Rappelons que les manifestations à Sainte-Soline ont fait à ce jour 200 blessés, dont certains dans un état grave.

Taire les enjeux environnementaux

Si l’ « écoterrorisme » est une « une activité terroriste justifiée au nom de l’écologie » selon Gérald Darmanin, son utilisation digne d’une classique surenchère verbale a pour effet d’invisibiliser les écocides perpétrés par un système non soutenable, dont est complice le gouvernement.

La dernière utilisation de ce terme par le ministre de l’Intérieur a fait bondir les militants écologistes opposés à la construction de mégabassines à Sainte-Soline, dans les Deux-Sèvres.

Le principe d’une mégabassine est à première vue assez simple : puiser de l’eau dans les nappes superficielles en hiver et la stocker pour approvisionner en eau les exploitations agricoles en été. Les mégabassines sont une des réponses privilégiées par les autorités face à la sècheresse estivale condamnant les cultures.

Bien que le principe soit simple, les effets peuvent être désastreux, d’après Reporterre. Une mégabassine, c’est une gigantesque piscine, de la taille de 10 terrains de foot, à l’air libre. L’eau contenue est sujette à l’évaporation mais aussi à la prolifération de bactéries, ce qui crée un réel risque pour la santé.

10 terrains de foot, ce n’est pas négligeable, surtout quand ça empiète sur des terres agricoles. Parce que oui, une mégabassine ça prend de la place, mais 16, ça en devient déraisonnable selon les détracteurs du projet de Sainte-Soline. Avec une contenance totale de 6 729 443 m³, ces 16 mégabassines en phase de construction font inévitablement augmenter le prix du foncier agricole.
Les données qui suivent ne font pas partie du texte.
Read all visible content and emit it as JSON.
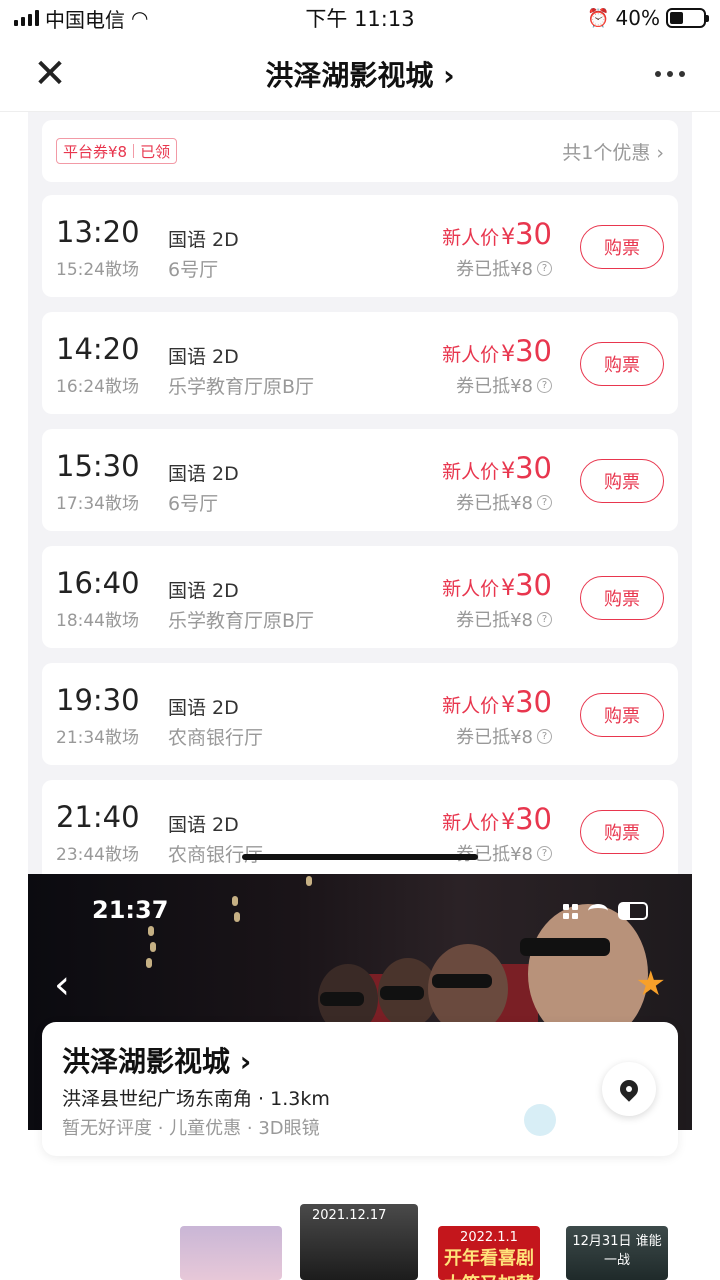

L’ « écoterrorisme » face aux écocides

Pour les militants écologistes, le constat est clair : la voie douce ne fonctionne pas. Malgré les pétitions, les manifestations et autres mobilisations pacifiques, le gouvernement français fait la sourde oreille et n’est toujours pas à la hauteur de l’urgence climatique. À noter que la Coop de l’eau 79, à l’initiative du projet des 16 mégabassines dans les Deux-Sèvres, a affirmé que l’eau récolté servira notamment à l’irrigation des cultures de maïs. La Confédération paysanne dénonce un accaparement de l’eau au profit d’une monoculture intensive, dévastatrice pour l’environnement.

Les fortes mobilisations des dernières semaines à Sainte-Soline montrent que l’énergie du désespoir est souvent plus forte que la peur de l’extrême violence ambiante. Gérald Darmanin, prenant à coeur son rôle de premier flic de France, n’hésite pas à enchaîner les fake news pour protéger la police de toutes critiques, et ainsi braquer le flash sur la violence des écologistes. À défaut d’honnêteté sur l’usage, par les forces de l’ordre, d’armes de guerre à Sainte-Soline, le ministre de l’Intérieur accable largement les manifestants et condamne un peu plus chaque jour la biodiversité.

La violence des affrontements à Sainte-Soline témoigne d’une chose. Le gouvernement français ne se montre pas à la hauteur de l’urgence climatique. Les populations précarisées, qui en subissent les plus dramatiques conséquences, n’ont ainsi plus rien à perdre.